203 rows × 14 columns

포함된 14개의 경제지표는 다음과 같다.

지표	설명
year	1959년 1분기 - 2009년 3분기
quarter	1 - 4분기
realgdp	실질 국내총생산 (단위: 억 달러)
realcons	실질 총민간 소비지출 (단위: 억 달러)
realinv	실질 총민간 국내투자 (단위: 억 달러)
realgovt	실질 연방 정부 소비지출 및 국내투자 (단위: 억 달러)
realdpi	실질 가처분 소득 (단위: 억 달러)
cpi	소비자 물가지수
m1	M1 통화지표
tbilrate	3개월 만기 국채 수익률
unemp	실업률
pop	인구
infl	물가상승률
realint	실질 이자율

이중에 네 개의 지표만 이용해서 산점도를 설명한다.

cpi: 분기별 소비자 물가지수
m1: M1 통화지수
tbilrate: 3개월 만기 국채 수익률
unemp: 실업률

data = macro[['cpi', 'm1', 'tbilrate', 'unemp']]
data

	cpi	m1	tbilrate	unemp
0	28.980	139.7	2.82	5.8
1	29.150	141.7	3.08	5.1
2	29.350	140.5	3.82	5.3
3	29.370	140.0	4.33	5.6
4	29.540	139.6	3.50	5.2
...	...	...	...	...
198	216.889	1474.7	1.17	6.0
199	212.174	1576.5	0.12	6.9
200	212.671	1592.8	0.22	8.1
201	214.469	1653.6	0.18	9.2
202	216.385	1673.9	0.12	9.6

203 rows × 4 columns

시간의 흐름에 따른 변화량을 살펴보려 한다. 사용된 데이터의 척도(scale)을 맞추기 위해 로그값을 취한 후 분기별 변화량을 측정한다.

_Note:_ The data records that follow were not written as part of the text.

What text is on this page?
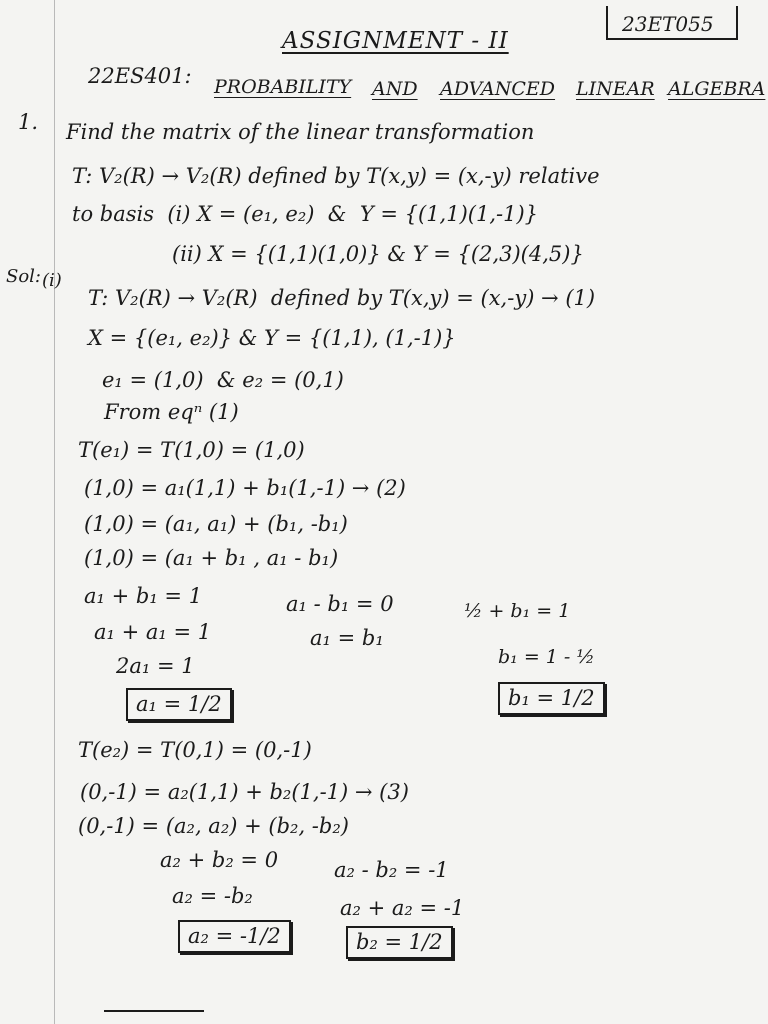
23ET055
ASSIGNMENT - II
22ES401: PROBABILITY AND ADVANCED LINEAR ALGEBRA
1. Find the matrix of the linear transformation
T: V₂(R) → V₂(R) defined by T(x,y) = (x,-y) relative
to basis  (i) X = (e₁, e₂)  &  Y = {(1,1)(1,-1)}
(ii) X = {(1,1)(1,0)} & Y = {(2,3)(4,5)}
Sol: (i)
T: V₂(R) → V₂(R)  defined by T(x,y) = (x,-y) → (1)
X = {(e₁, e₂)} & Y = {(1,1), (1,-1)}
e₁ = (1,0)  & e₂ = (0,1)
From eqⁿ (1)
T(e₁) = T(1,0) = (1,0)
(1,0) = a₁(1,1) + b₁(1,-1) → (2)
(1,0) = (a₁, a₁) + (b₁, -b₁)
(1,0) = (a₁ + b₁ , a₁ - b₁)
a₁ + b₁ = 1
a₁ + a₁ = 1
2a₁ = 1
a₁ = 1/2
a₁ - b₁ = 0
a₁ = b₁
½ + b₁ = 1
b₁ = 1 - ½
b₁ = 1/2
T(e₂) = T(0,1) = (0,-1)
(0,-1) = a₂(1,1) + b₂(1,-1) → (3)
(0,-1) = (a₂, a₂) + (b₂, -b₂)
a₂ + b₂ = 0
a₂ = -b₂
a₂ = -1/2
a₂ - b₂ = -1
a₂ + a₂ = -1
b₂ = 1/2
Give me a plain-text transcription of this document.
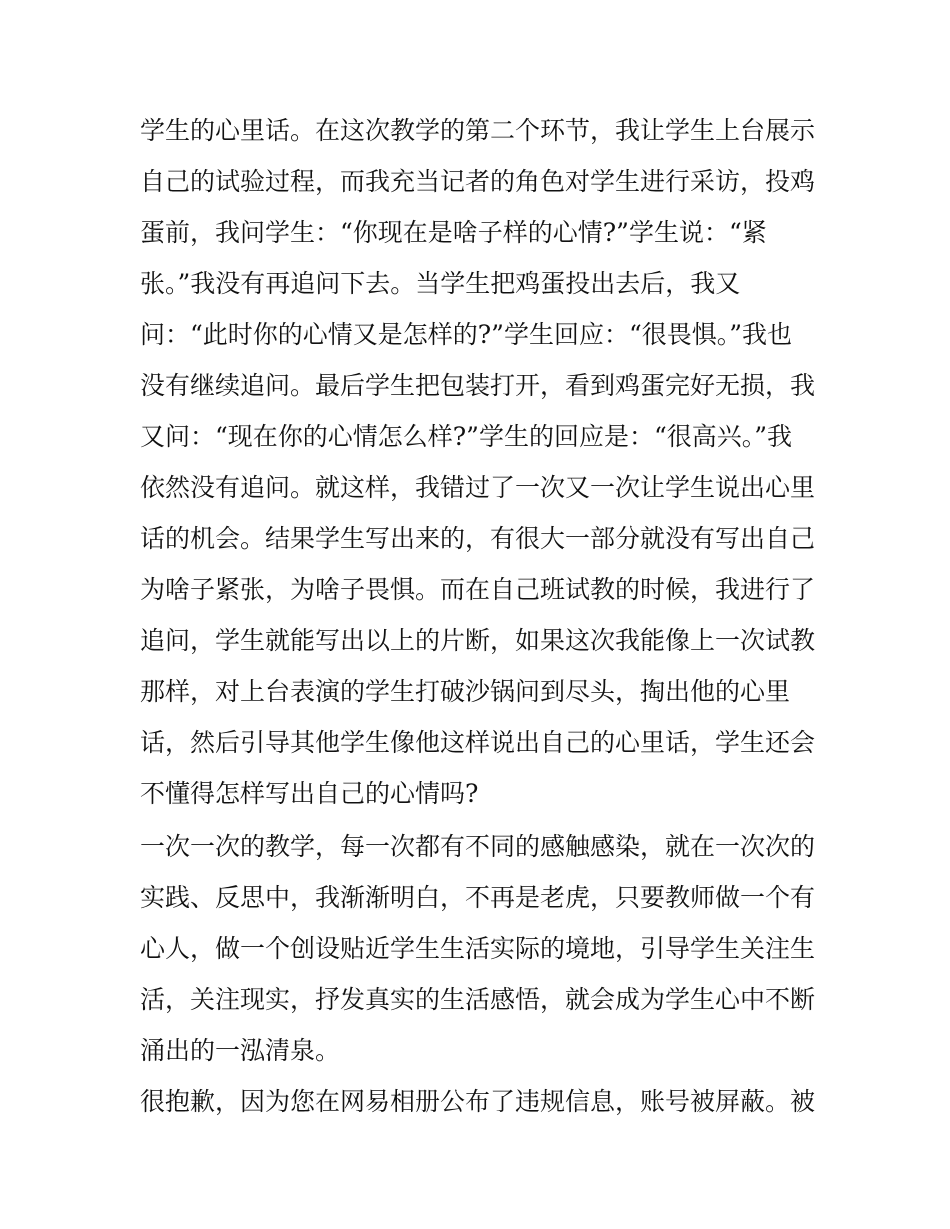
学生的心里话。在这次教学的第二个环节，我让学生上台展示
自己的试验过程，而我充当记者的角色对学生进行采访，投鸡
蛋前，我问学生：“你现在是啥子样的心情?”学生说：“紧
张。”我没有再追问下去。当学生把鸡蛋投出去后，我又
问：“此时你的心情又是怎样的?”学生回应：“很畏惧。”我也
没有继续追问。最后学生把包装打开，看到鸡蛋完好无损，我
又问：“现在你的心情怎么样?”学生的回应是：“很高兴。”我
依然没有追问。就这样，我错过了一次又一次让学生说出心里
话的机会。结果学生写出来的，有很大一部分就没有写出自己
为啥子紧张，为啥子畏惧。而在自己班试教的时候，我进行了
追问，学生就能写出以上的片断，如果这次我能像上一次试教
那样，对上台表演的学生打破沙锅问到尽头，掏出他的心里
话，然后引导其他学生像他这样说出自己的心里话，学生还会
不懂得怎样写出自己的心情吗?
一次一次的教学，每一次都有不同的感触感染，就在一次次的
实践、反思中，我渐渐明白，不再是老虎，只要教师做一个有
心人，做一个创设贴近学生生活实际的境地，引导学生关注生
活，关注现实，抒发真实的生活感悟，就会成为学生心中不断
涌出的一泓清泉。
很抱歉，因为您在网易相册公布了违规信息，账号被屏蔽。被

np.log() 함수: 어레이/데이터프레임의 항목별로 적용되는 유니버설 함수
diff() 메서드: 열별로 이전 행의 항목값과의 차이를 계산함. 0번 행이거나 결측치가 사용되었을 경우 결측치로 처리됨. axis=1로 지정하면 열별 차이를 계산함.
dropna() 메서드: 결측치가 포함된 행 삭제. axis=1로 지정하면 결측치가 포함된 열 삭제.

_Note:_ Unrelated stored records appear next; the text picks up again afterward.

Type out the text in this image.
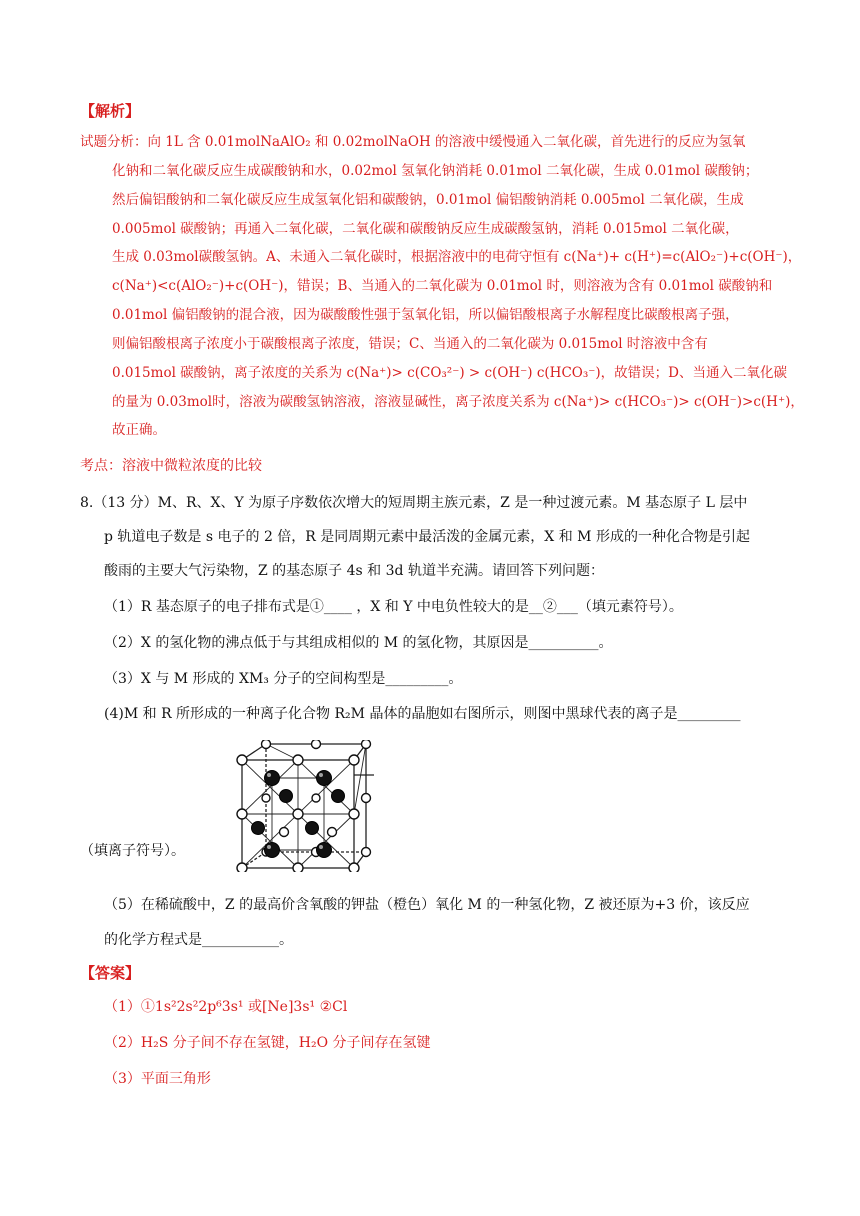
【解析】
试题分析：向 1L 含 0.01molNaAlO₂ 和 0.02molNaOH 的溶液中缓慢通入二氧化碳，首先进行的反应为氢氧
化钠和二氧化碳反应生成碳酸钠和水，0.02mol 氢氧化钠消耗 0.01mol 二氧化碳，生成 0.01mol 碳酸钠；
然后偏铝酸钠和二氧化碳反应生成氢氧化铝和碳酸钠，0.01mol 偏铝酸钠消耗 0.005mol 二氧化碳，生成
0.005mol 碳酸钠；再通入二氧化碳，二氧化碳和碳酸钠反应生成碳酸氢钠，消耗 0.015mol 二氧化碳，
生成 0.03mol碳酸氢钠。A、未通入二氧化碳时，根据溶液中的电荷守恒有 c(Na⁺)+ c(H⁺)=c(AlO₂⁻)+c(OH⁻)，
c(Na⁺)<c(AlO₂⁻)+c(OH⁻)，错误；B、当通入的二氧化碳为 0.01mol 时，则溶液为含有 0.01mol 碳酸钠和
0.01mol 偏铝酸钠的混合液，因为碳酸酸性强于氢氧化铝，所以偏铝酸根离子水解程度比碳酸根离子强，
则偏铝酸根离子浓度小于碳酸根离子浓度，错误；C、当通入的二氧化碳为 0.015mol 时溶液中含有
0.015mol 碳酸钠，离子浓度的关系为 c(Na⁺)> c(CO₃²⁻) > c(OH⁻) c(HCO₃⁻)，故错误；D、当通入二氧化碳
的量为 0.03mol时，溶液为碳酸氢钠溶液，溶液显碱性，离子浓度关系为 c(Na⁺)> c(HCO₃⁻)> c(OH⁻)>c(H⁺)，
故正确。
考点：溶液中微粒浓度的比较
8.（13 分）M、R、X、Y 为原子序数依次增大的短周期主族元素，Z 是一种过渡元素。M 基态原子 L 层中
p 轨道电子数是 s 电子的 2 倍，R 是同周期元素中最活泼的金属元素，X 和 M 形成的一种化合物是引起
酸雨的主要大气污染物，Z 的基态原子 4s 和 3d 轨道半充满。请回答下列问题：
（1）R 基态原子的电子排布式是①____ ，X 和 Y 中电负性较大的是__②___（填元素符号）。
（2）X 的氢化物的沸点低于与其组成相似的 M 的氢化物，其原因是__________。
（3）X 与 M 形成的 XM₃ 分子的空间构型是_________。
(4)M 和 R 所形成的一种离子化合物 R₂M 晶体的晶胞如右图所示，则图中黑球代表的离子是_________
（填离子符号）。
（5）在稀硫酸中，Z 的最高价含氧酸的钾盐（橙色）氧化 M 的一种氢化物，Z 被还原为+3 价，该反应
的化学方程式是___________。
【答案】
（1）①1s²2s²2p⁶3s¹ 或[Ne]3s¹ ②Cl
（2）H₂S 分子间不存在氢键，H₂O 分子间存在氢键
（3）平面三角形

0번 행은 무조건 결측치가 포함되기에 삭제된다.

trans_data = np.log(data).diff().dropna()
trans_data

	cpi	m1	tbilrate	unemp
1	0.005849	0.014215	0.088193	-0.128617
2	0.006838	-0.008505	0.215321	0.038466
3	0.000681	-0.003565	0.125317	0.055060
4	0.005772	-0.002861	-0.212805	-0.074108
5	0.000338	0.004289	-0.266946	0.000000
...	...	...	...	...
198	-0.007904	0.045361	-0.396881	0.105361
199	-0.021979	0.066753	-2.277267	0.139762
200	0.002340	0.010286	0.606136	0.160343
201	0.008419	0.037461	-0.200671	0.127339
202	0.008894	0.012202	-0.405465	0.042560

202 rows × 4 columns

산점도와 선형회귀 곡선

plt.figure()

ax = sns.regplot(x="m1", y="unemp", data=trans_data)
ax.set_title("Changes in log(m1) versus log(unemp)")

Text(0.5, 1.0, 'Changes in log(m1) versus log(unemp)')

_images/0ea3a70aea93d3d87bbb85d2aa38bfb109fe855a06f114bd36c7be8b607df129.png

사실 m1 데이터와 unemp 데이터 사이의 선형관계가 많이 있어보이지는 않는다. 실제로 두 특성 사이의 피어슨 상관계수는 0.15 정도로 매우 작다.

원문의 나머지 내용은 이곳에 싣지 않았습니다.